Although we reviewed ICU Notes last year, the authors have done a significant revision.
As such, we wanted to follow up on their hard work.
The medical app, compiled by an ICU physician out of the Royal London Hospital, has six broad sections.
The first, Basic critical care, addresses physiology, monitoring parameters, as well as basic treatment concepts. This section amounts to a quick up-to-date style synopsis on various critical topics.
As seen in the third image, the paragraph style synopsis is hyperlinked to allow easy browsing. The format is simple and functional. The second section is for differential diagnoses and it is a simple, yet helpful list.
The third section focuses on management with pathophysiology, clinical signs, diagnosis, management, and medications. It is fairly thorough, following the same up-to-date style format as the rest of the medical app.
The fourth section is several algorithms in PDF format.
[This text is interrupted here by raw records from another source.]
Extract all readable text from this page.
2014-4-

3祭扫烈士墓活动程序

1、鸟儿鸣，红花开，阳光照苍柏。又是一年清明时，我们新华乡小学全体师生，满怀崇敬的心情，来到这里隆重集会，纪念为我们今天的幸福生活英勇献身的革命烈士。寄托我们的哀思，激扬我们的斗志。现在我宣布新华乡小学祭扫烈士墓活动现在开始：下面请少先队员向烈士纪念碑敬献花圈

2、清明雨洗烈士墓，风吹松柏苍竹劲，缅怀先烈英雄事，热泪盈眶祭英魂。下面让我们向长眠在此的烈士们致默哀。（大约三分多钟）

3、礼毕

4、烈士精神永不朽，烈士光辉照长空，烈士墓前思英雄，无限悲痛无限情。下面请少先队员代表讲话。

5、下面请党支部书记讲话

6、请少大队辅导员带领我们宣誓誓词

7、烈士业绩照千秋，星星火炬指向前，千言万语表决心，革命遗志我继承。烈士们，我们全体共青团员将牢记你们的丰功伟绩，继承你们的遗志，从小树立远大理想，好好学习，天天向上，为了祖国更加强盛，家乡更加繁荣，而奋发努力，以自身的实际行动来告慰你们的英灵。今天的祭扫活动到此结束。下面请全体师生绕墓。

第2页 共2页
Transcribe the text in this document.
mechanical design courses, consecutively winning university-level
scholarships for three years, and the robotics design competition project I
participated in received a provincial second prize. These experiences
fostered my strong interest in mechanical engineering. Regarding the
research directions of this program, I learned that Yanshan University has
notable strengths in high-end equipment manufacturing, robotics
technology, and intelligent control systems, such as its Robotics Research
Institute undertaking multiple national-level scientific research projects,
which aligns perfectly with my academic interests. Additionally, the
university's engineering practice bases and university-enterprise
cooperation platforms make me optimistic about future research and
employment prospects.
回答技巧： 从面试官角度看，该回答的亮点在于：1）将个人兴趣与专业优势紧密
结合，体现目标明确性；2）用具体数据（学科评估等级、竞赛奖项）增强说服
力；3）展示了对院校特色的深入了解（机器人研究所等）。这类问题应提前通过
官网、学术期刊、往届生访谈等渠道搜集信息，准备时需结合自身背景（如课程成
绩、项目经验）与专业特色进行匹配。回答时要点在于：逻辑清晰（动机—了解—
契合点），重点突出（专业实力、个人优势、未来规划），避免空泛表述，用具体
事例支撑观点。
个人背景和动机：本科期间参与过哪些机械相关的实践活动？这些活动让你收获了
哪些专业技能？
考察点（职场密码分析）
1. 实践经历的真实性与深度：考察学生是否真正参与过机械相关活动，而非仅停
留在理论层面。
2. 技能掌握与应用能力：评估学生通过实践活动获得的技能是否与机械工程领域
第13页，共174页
They are even zoomable and scrollable. The fifth and sixth sections are formulary and microbiology sections with quick synopses of a fairly extensive list of drugs and pathogens.
As you can see, there is a tremendous amount of information packed into the app. The challenge, however, is who will be accessing the information and for what purpose. This medical app is a perfect example of the importance of designing for your target audience. The medical app is designed to “improve the knowledge and understanding of critical care concepts,” and it seems to be a quick tour into the brain of a qualified and passionate ICU physician. The trouble is making the physician’s brain accessible and easy to track for the end user.
Two other medical apps that have tried to make a pocket book for a specialty are the Infectious Disease Compendium and PalmEM. These apps are on my top 10 medical app list and I view them as near perfect. Infectious disease compendium sticks to bugs, drugs, and diseases. It has a huge amount of information but it is contextualized. I only have to choose pneumonia for everything I need. I can reference Streptococcus if I want more information, though I don’t have to. PalmEM sticks to systems so I can find croup easily under the pediatrics heading.
ICU Notes could be a superb medical app if the developers reorganize it by either system or disease. Currently I might have to look in four different sections if I want to learn about sepsis (basic critical care for pressors, diagnosis for sepsis markers, management for pneumonia treatment, and management for the algorithm). This is impossible and impractical.
I would love to see another big overhaul of the formatting of this application. The information is there, but not easily accessible. Designed more effectively, this medical app could easily reach my top ten and be in use throughout the medical community.
Healthcare providers that would benefit from the app
- Medical students, residents, mid-levels, nurses, and early career hospitalists working in the Intensive Care Unit
- There is a list of journals, books, online resources, and meetings. Although this is a great start, I would love to see references on individual pages and hyperlinked articles and guidelines for specific strategies.
- I applaud the effort. Great content but a user interface that is difficult to navigate
- If reformatted, this could easily be in my top ten
- Change the algorithms from PDF format into something easier to navigate
- Re-work the entire app outline
- I would combine the current sections into system or diagnosis based categories (eg change it from basics, diagnosis and management to cardiology, infectious, CNS, etc)
- Add a search function with browser history
- Add a favorites section to bookmark common pages
- Add a notes section so the medical app can be personalized
- A great medical app in the making.
- As of publish, no Android version is available.
Type of Device used to review app Version of App–iPhone 5 and iPad with retina display
Rating: 3.5 Stars
1. User Interface: 2 stars- The information is too dense to easily navigate
2. Multimedia usage: 3 stars- A great start with algorithms and hyperlinks but could be improved upon
3. Price: 5 stars- Free
4. Real world applicability: 4 stars- I would use it daily if the outline is updated in the future
This post does not establish, nor is it intended to establish, a patient physician relationship with anyone. It does not substitute for professional advice, and does not substitute for an in-person evaluation with your healthcare provider. It does not provide the definitive statement on the subject addressed. Before using these apps please consult with your own physician or healthcare provider.